Denouncing recent attacks targeting journalists, the members of the Intergovernmental Council gathered at the UNESCO headquarters in Paris, urged member states to comply with relevant obligations under international law to end impunity for such crimes. The Council requested member states to assume responsibility for monitoring the investigations of killings condemned by the Director General of UNESCO.
Over the past two years, UNESCO has publicly condemned the killings of 121 journalists – 68 in 2006 and 53 in 2007. The 26th session of the IPDC Council hosted a debate which underlined the challenges faced in protecting journalists.

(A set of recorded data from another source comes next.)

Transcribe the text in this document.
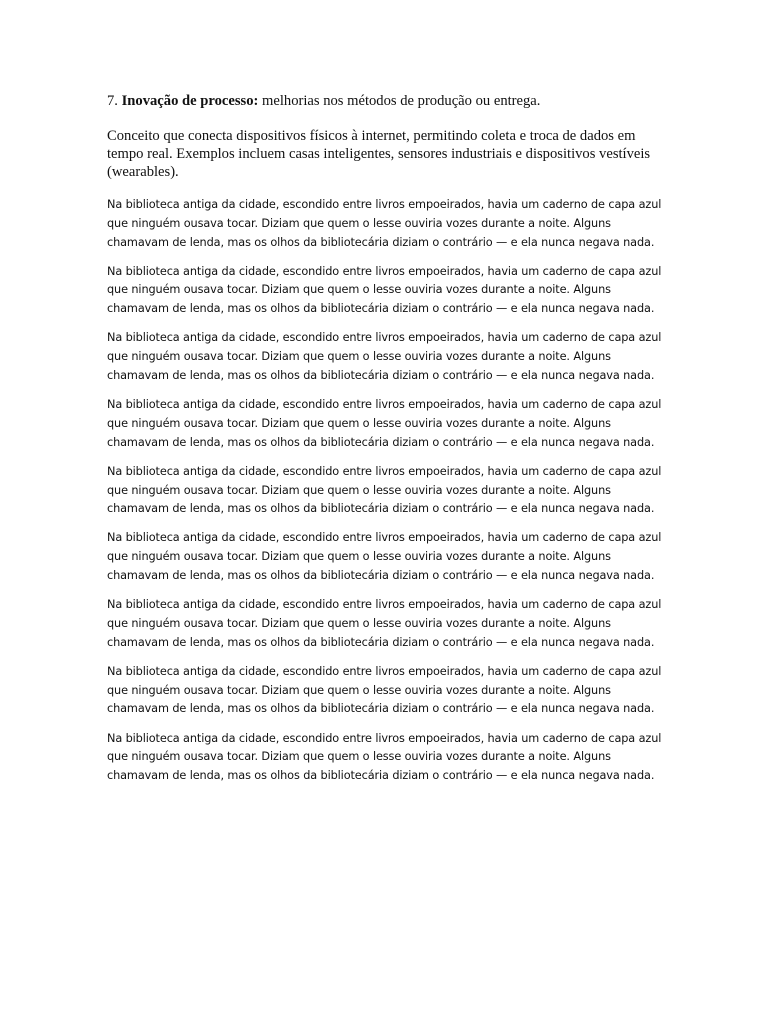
7. Inovação de processo: melhorias nos métodos de produção ou entrega.

Conceito que conecta dispositivos físicos à internet, permitindo coleta e troca de dados em tempo real. Exemplos incluem casas inteligentes, sensores industriais e dispositivos vestíveis (wearables).

Na biblioteca antiga da cidade, escondido entre livros empoeirados, havia um caderno de capa azul que ninguém ousava tocar. Diziam que quem o lesse ouviria vozes durante a noite. Alguns chamavam de lenda, mas os olhos da bibliotecária diziam o contrário — e ela nunca negava nada.

Na biblioteca antiga da cidade, escondido entre livros empoeirados, havia um caderno de capa azul que ninguém ousava tocar. Diziam que quem o lesse ouviria vozes durante a noite. Alguns chamavam de lenda, mas os olhos da bibliotecária diziam o contrário — e ela nunca negava nada.

Na biblioteca antiga da cidade, escondido entre livros empoeirados, havia um caderno de capa azul que ninguém ousava tocar. Diziam que quem o lesse ouviria vozes durante a noite. Alguns chamavam de lenda, mas os olhos da bibliotecária diziam o contrário — e ela nunca negava nada.

Na biblioteca antiga da cidade, escondido entre livros empoeirados, havia um caderno de capa azul que ninguém ousava tocar. Diziam que quem o lesse ouviria vozes durante a noite. Alguns chamavam de lenda, mas os olhos da bibliotecária diziam o contrário — e ela nunca negava nada.

Na biblioteca antiga da cidade, escondido entre livros empoeirados, havia um caderno de capa azul que ninguém ousava tocar. Diziam que quem o lesse ouviria vozes durante a noite. Alguns chamavam de lenda, mas os olhos da bibliotecária diziam o contrário — e ela nunca negava nada.

Na biblioteca antiga da cidade, escondido entre livros empoeirados, havia um caderno de capa azul que ninguém ousava tocar. Diziam que quem o lesse ouviria vozes durante a noite. Alguns chamavam de lenda, mas os olhos da bibliotecária diziam o contrário — e ela nunca negava nada.

Na biblioteca antiga da cidade, escondido entre livros empoeirados, havia um caderno de capa azul que ninguém ousava tocar. Diziam que quem o lesse ouviria vozes durante a noite. Alguns chamavam de lenda, mas os olhos da bibliotecária diziam o contrário — e ela nunca negava nada.

Na biblioteca antiga da cidade, escondido entre livros empoeirados, havia um caderno de capa azul que ninguém ousava tocar. Diziam que quem o lesse ouviria vozes durante a noite. Alguns chamavam de lenda, mas os olhos da bibliotecária diziam o contrário — e ela nunca negava nada.

Na biblioteca antiga da cidade, escondido entre livros empoeirados, havia um caderno de capa azul que ninguém ousava tocar. Diziam que quem o lesse ouviria vozes durante a noite. Alguns chamavam de lenda, mas os olhos da bibliotecária diziam o contrário — e ela nunca negava nada.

It proposed measures to encourage a higher level of advocacy both nationally and internationally.
Newly elected IPDC Chairman Ambassador Walter Fust of Switzerland, announced the decision adopted whilst recalling the UN Security Council Resolution 1738 (2006).“The adopted decision, announced by the newly elected IPDC Chairman, Ambassador Walter Fust of Switzerland, recalls UN Security Council Resolution 1738 (2006), which refers to the responsibility of member states to “comply with the relevant obligations under international law to end impunity”. The Council’s decision requests member states to assume responsibility for monitoring the investigation of killings condemned by the IPDC and informing the organisation of actions taken and of the status of the judicial inquires conducted into each case”, a press statement said.
The decision also invites the Bureau of the IPDC Council to explore ways to prioritise projects that support local capacity building in safety and protection of journalists.
Rodney Pinder of the International News Safety Institute maintained that impunity continues to be a major problem and that insufficient measures are in place to ensure the safety of journalists in the field.
Statistics compiled by the Committee to Protect Journalists between 1992 and 2007 show that only 6.7% of the cases concerning the assassination of journalists resulted in the conviction of those responsible.